Miscalleneous

Here we regroup all additional useful functions that do not necessarily deserve a section of their own.


rate_evolution — Function


rate_evolution(series)

The rate of evolution is a way to test the stationarity of a categorical time-series. If the rate evolves more or less linearly, then the time-series can reasonably be considered stationary. It is most informative to plot the rate of evolution of each categories on the same graph for a direct visual inspection.

Parameters:

  • series (Array{any,1}): 1-D Array of categorical time-series.

Returns: RATE, Array containing, for each category, an array representing it's rate of evolution.


LaggedBivariateProbability — Function


LaggedBivariateProbability(serie, Lags::Array{Int64,1}, Category1, Category2)

Returns the lagged bivariate probability of two given categories, Pij. Given i and j two categories, and l a lag (or array of lags), Pij is the probability to have the category j at time t + l, if we have i at time t.

Parameters:

  • serie (Array{any,1}): 1-D Array of categorical time-series.
  • category1
  • category2

Returns: pij, Array containing, for each value in lags, the lagged bivariate probability.


varcov — Function


varcov(ts::Array{Float64,2})

Computes the covariance-variance matrix of a given multivariate time-series.
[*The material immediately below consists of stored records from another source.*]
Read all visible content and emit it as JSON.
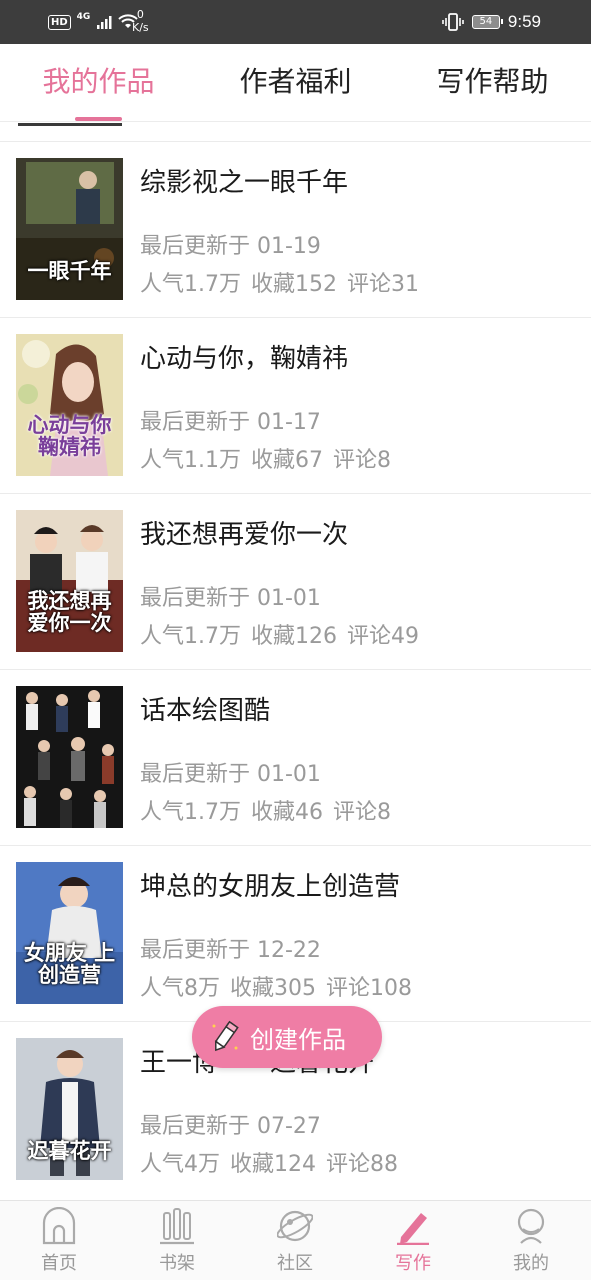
{
  "status_bar": {
    "hd": "HD",
    "network": "4G",
    "speed_value": "0",
    "speed_unit": "K/s",
    "battery": "54",
    "time": "9:59"
  },
  "tabs": [
    {
      "label": "我的作品",
      "active": true
    },
    {
      "label": "作者福利",
      "active": false
    },
    {
      "label": "写作帮助",
      "active": false
    }
  ],
  "works": [
    {
      "title": "综影视之一眼千年",
      "updated": "最后更新于 01-19",
      "popularity": "人气1.7万",
      "favorites": "收藏152",
      "comments": "评论31",
      "cover_text": "一眼千年",
      "cover_color": "#3b3a2c"
    },
    {
      "title": "心动与你，鞠婧祎",
      "updated": "最后更新于 01-17",
      "popularity": "人气1.1万",
      "favorites": "收藏67",
      "comments": "评论8",
      "cover_text": "心动与你 鞠婧祎",
      "cover_color": "#e8dfb4"
    },
    {
      "title": "我还想再爱你一次",
      "updated": "最后更新于 01-01",
      "popularity": "人气1.7万",
      "favorites": "收藏126",
      "comments": "评论49",
      "cover_text": "我还想再 爱你一次",
      "cover_color": "#6e2b24"
    },
    {
      "title": "话本绘图酷",
      "updated": "最后更新于 01-01",
      "popularity": "人气1.7万",
      "favorites": "收藏46",
      "comments": "评论8",
      "cover_text": "",
      "cover_color": "#151515"
    },
    {
      "title": "坤总的女朋友上创造营",
      "updated": "最后更新于 12-22",
      "popularity": "人气8万",
      "favorites": "收藏305",
      "comments": "评论108",
      "cover_text": "女朋友 上创造营",
      "cover_color": "#4f79c4"
    },
    {
      "title": "王一博——迟暮花开",
      "updated": "最后更新于 07-27",
      "popularity": "人气4万",
      "favorites": "收藏124",
      "comments": "评论88",
      "cover_text": "迟暮花开",
      "cover_color": "#c9cfd6"
    }
  ],
  "fab": {
    "label": "创建作品",
    "icon": "pencil-icon"
  },
  "bottom_nav": [
    {
      "label": "首页",
      "icon": "home-icon",
      "active": false
    },
    {
      "label": "书架",
      "icon": "bookshelf-icon",
      "active": false
    },
    {
      "label": "社区",
      "icon": "community-icon",
      "active": false
    },
    {
      "label": "写作",
      "icon": "write-icon",
      "active": true
    },
    {
      "label": "我的",
      "icon": "profile-icon",
      "active": false
    }
  ],
  "colors": {
    "accent": "#e57399",
    "fab": "#ef7da5",
    "status_bar": "#3d3d3d"
  }
}
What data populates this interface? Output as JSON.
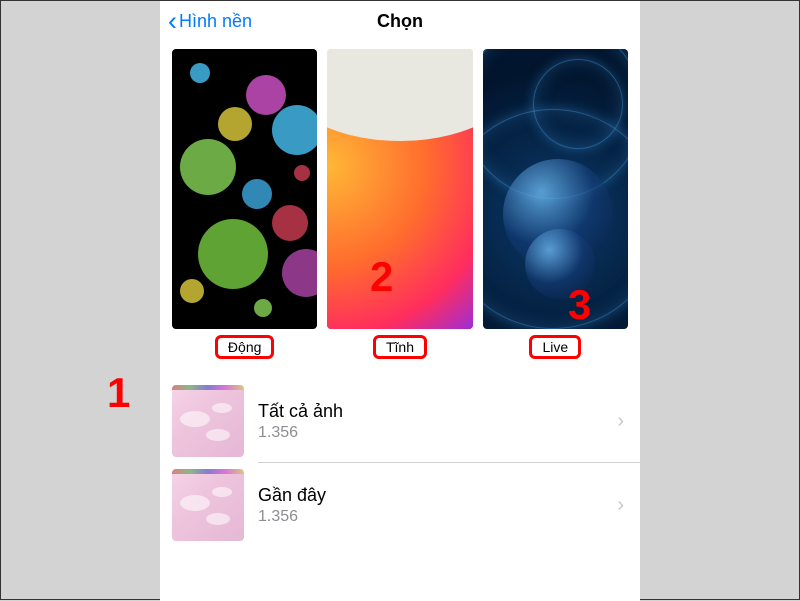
{
  "nav": {
    "back_label": "Hình nền",
    "title": "Chọn"
  },
  "wallpapers": [
    {
      "label": "Động",
      "type": "dynamic"
    },
    {
      "label": "Tĩnh",
      "type": "still"
    },
    {
      "label": "Live",
      "type": "live"
    }
  ],
  "albums": [
    {
      "title": "Tất cả ảnh",
      "count": "1.356"
    },
    {
      "title": "Gần đây",
      "count": "1.356"
    }
  ],
  "annotations": {
    "one": "1",
    "two": "2",
    "three": "3"
  }
}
This can also be used for a univariate time-series but the input should still be 2-D.

Parameters:

Returns: cov_matrix the correpsonding covariance matrix.


power_spectrum — Function


power_spectrum(x::Array{Float64,1}, window::Int, step::Int)
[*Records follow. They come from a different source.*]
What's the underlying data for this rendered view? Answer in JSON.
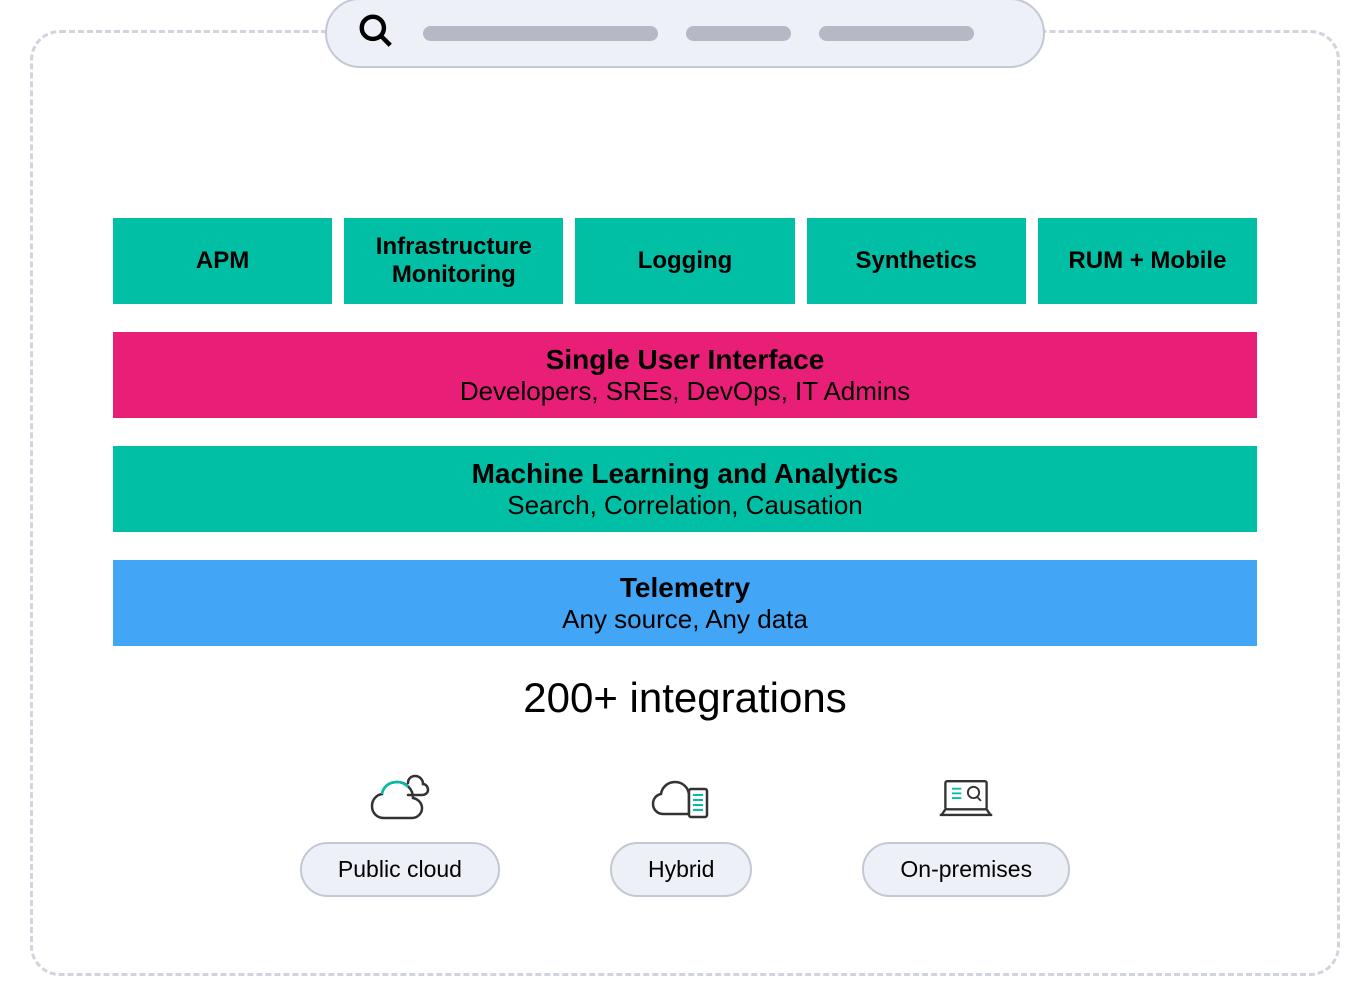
{
  "top_boxes": {
    "apm": "APM",
    "infra": "Infrastructure Monitoring",
    "logging": "Logging",
    "synthetics": "Synthetics",
    "rum": "RUM + Mobile"
  },
  "bars": {
    "ui": {
      "title": "Single User Interface",
      "subtitle": "Developers, SREs, DevOps, IT Admins"
    },
    "ml": {
      "title": "Machine Learning and Analytics",
      "subtitle": "Search, Correlation, Causation"
    },
    "telemetry": {
      "title": "Telemetry",
      "subtitle": "Any source, Any data"
    }
  },
  "integrations": "200+ integrations",
  "deployment": {
    "public_cloud": "Public cloud",
    "hybrid": "Hybrid",
    "on_premises": "On-premises"
  },
  "colors": {
    "teal": "#00BFA5",
    "pink": "#E91E77",
    "blue": "#42A5F5",
    "grey_bg": "#eef0f7",
    "grey_border": "#c2c8d4",
    "skeleton": "#b4b9c5"
  }
}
Computes an estimation of the power-spectrum of the input time-series x.

Parameters:

  • x (Array{Float,1}): 1-D Array of real-valued time-series.
  • window (Int): Integer specifying the size of the window for averaging Must be shorter than length(x). Recommended value is 1/10th of length(x).
  • step (Int): Parameters controlling the overlap between the windows. Shouldn't be biggger than div(window,2).

Returns: pxx, the estimated power-spectrum.